As you can probably tell, Max Gradel is no ordinary footballer. Born in the Ivorian capital of Abidjan, he moved to England to join Leicester's youth academy at 17, via a brief stint at Auxerre. Still only 21, Gradel has already experienced more in his life than most middle-aged human beings.
Last October, whilst on loan at Bournemouth, Max's mother was taken seriously ill back home in Africa. Despite this, the plucky little winger decided to play for the Cherries against Crewe. Incredibly, Gradel scored an unbelievable double to help Kevin Bond's side to a 4-1 victory.
A few days later, Max's mother died. As his mother and father had seperated many years before, it was left to him to look after his younger brother and sister back home in Africa.
Gradel returned just as Bournemouth were about to play non-league Barrow in the F.A Cup. With 90 minutes on the clock, the Cherries were shockingly behind, but were handed a lifeline when they were awarded a penalty. Striker Brett Pitman was the natural option to take the spot-kick, but Max was having none of that. He wrestled the ball from the hands of the forward, before scoring from the spot. Bournemouth went onto score again in extra time. Call it petulance, call it whatever you like, but that's strength of character for you.
Gradel began the season as Leicester's first choice winger, before gradually deteriorating, much to the disappointment of the Leicester fans who had expected so much of the youngster.

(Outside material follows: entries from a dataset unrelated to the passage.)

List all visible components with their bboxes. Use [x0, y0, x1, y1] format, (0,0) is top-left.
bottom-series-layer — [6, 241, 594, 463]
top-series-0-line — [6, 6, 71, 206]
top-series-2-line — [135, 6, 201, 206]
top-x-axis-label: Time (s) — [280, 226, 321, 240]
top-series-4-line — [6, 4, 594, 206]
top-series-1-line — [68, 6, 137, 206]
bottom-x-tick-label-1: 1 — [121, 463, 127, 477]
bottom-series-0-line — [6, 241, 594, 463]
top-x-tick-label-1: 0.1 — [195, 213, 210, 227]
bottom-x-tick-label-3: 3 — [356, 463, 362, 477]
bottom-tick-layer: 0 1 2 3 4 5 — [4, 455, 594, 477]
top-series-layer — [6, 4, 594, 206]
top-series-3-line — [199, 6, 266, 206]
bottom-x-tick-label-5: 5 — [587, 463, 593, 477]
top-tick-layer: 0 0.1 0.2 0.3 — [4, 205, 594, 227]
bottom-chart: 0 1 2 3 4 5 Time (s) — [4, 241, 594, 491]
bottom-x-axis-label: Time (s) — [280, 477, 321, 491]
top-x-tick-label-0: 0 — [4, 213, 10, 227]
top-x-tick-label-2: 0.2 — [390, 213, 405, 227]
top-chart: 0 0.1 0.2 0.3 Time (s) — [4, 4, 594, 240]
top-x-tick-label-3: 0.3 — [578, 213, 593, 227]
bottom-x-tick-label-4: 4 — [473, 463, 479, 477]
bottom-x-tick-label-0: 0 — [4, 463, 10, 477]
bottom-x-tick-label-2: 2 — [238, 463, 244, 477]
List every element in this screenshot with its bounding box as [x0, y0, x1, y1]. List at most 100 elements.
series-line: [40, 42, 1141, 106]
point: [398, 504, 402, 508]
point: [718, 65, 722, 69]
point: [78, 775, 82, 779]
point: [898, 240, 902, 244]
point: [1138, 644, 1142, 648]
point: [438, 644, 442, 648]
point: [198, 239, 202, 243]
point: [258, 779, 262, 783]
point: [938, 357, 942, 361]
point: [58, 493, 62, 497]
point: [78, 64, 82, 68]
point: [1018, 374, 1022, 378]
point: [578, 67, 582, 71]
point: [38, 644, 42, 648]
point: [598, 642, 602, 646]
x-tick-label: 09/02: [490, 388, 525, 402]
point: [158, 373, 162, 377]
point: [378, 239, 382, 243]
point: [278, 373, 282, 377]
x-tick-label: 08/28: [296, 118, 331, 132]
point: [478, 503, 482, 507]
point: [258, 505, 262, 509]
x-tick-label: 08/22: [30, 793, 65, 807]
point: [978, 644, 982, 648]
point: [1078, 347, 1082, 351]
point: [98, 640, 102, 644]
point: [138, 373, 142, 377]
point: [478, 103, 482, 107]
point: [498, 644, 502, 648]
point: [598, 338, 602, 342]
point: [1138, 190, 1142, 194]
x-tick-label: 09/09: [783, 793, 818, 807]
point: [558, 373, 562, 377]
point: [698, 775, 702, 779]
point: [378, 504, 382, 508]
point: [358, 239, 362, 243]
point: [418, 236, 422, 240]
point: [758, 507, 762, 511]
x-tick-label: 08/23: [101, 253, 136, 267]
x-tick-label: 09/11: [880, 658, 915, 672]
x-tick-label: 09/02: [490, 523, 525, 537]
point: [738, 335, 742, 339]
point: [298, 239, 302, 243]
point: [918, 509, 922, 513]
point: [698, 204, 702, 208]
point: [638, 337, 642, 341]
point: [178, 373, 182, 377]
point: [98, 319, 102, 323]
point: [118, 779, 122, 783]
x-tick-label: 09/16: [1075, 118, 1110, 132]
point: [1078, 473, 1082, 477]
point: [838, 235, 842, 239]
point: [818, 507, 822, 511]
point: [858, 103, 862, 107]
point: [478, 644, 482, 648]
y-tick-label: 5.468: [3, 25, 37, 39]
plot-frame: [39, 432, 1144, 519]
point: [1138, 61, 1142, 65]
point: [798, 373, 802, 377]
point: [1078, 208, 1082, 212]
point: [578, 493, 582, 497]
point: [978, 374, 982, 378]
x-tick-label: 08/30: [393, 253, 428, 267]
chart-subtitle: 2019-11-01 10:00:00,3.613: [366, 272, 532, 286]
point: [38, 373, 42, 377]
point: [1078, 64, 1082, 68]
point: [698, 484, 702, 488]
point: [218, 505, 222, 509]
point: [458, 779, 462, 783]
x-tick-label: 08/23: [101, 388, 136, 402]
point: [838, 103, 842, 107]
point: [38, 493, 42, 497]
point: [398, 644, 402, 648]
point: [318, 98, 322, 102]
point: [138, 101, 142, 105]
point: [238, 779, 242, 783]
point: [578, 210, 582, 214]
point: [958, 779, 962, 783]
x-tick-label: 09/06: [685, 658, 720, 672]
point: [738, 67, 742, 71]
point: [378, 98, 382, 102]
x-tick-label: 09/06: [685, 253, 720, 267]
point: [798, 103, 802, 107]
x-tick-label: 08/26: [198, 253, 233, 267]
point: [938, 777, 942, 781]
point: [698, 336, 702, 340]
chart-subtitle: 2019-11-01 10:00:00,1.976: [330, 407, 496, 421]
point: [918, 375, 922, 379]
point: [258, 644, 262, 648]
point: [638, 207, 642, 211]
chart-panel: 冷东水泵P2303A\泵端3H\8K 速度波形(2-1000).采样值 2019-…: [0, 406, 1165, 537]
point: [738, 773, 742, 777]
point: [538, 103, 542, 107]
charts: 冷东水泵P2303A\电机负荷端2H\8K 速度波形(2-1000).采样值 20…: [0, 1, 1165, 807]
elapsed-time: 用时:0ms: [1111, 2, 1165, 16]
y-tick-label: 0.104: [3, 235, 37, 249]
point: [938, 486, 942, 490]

In hindsight, maybe it was too much to expect. In and out of the side on a regular basis, Max struggled to find any real consistency. He found the net twice overall, once against Crystal Palace in the F.A Cup, and of course, that goal against MK Dons.
But it's moments of magic like that which make Max Gradel the character he is. It's also those moments of mad petulance, those moments of flamboyant skill, and that questionable mohican.
He's not the perfect player, but he's got that spark, a spark which shouldn't be extinguished just yet. He doesn't have the expectations of last season on his shoulders, but he will need to step it up for Pearson next year in the Championship.
With the right guidance, Max Gradel could well be the unpolished diamond on the wing that Leicester have craved for years.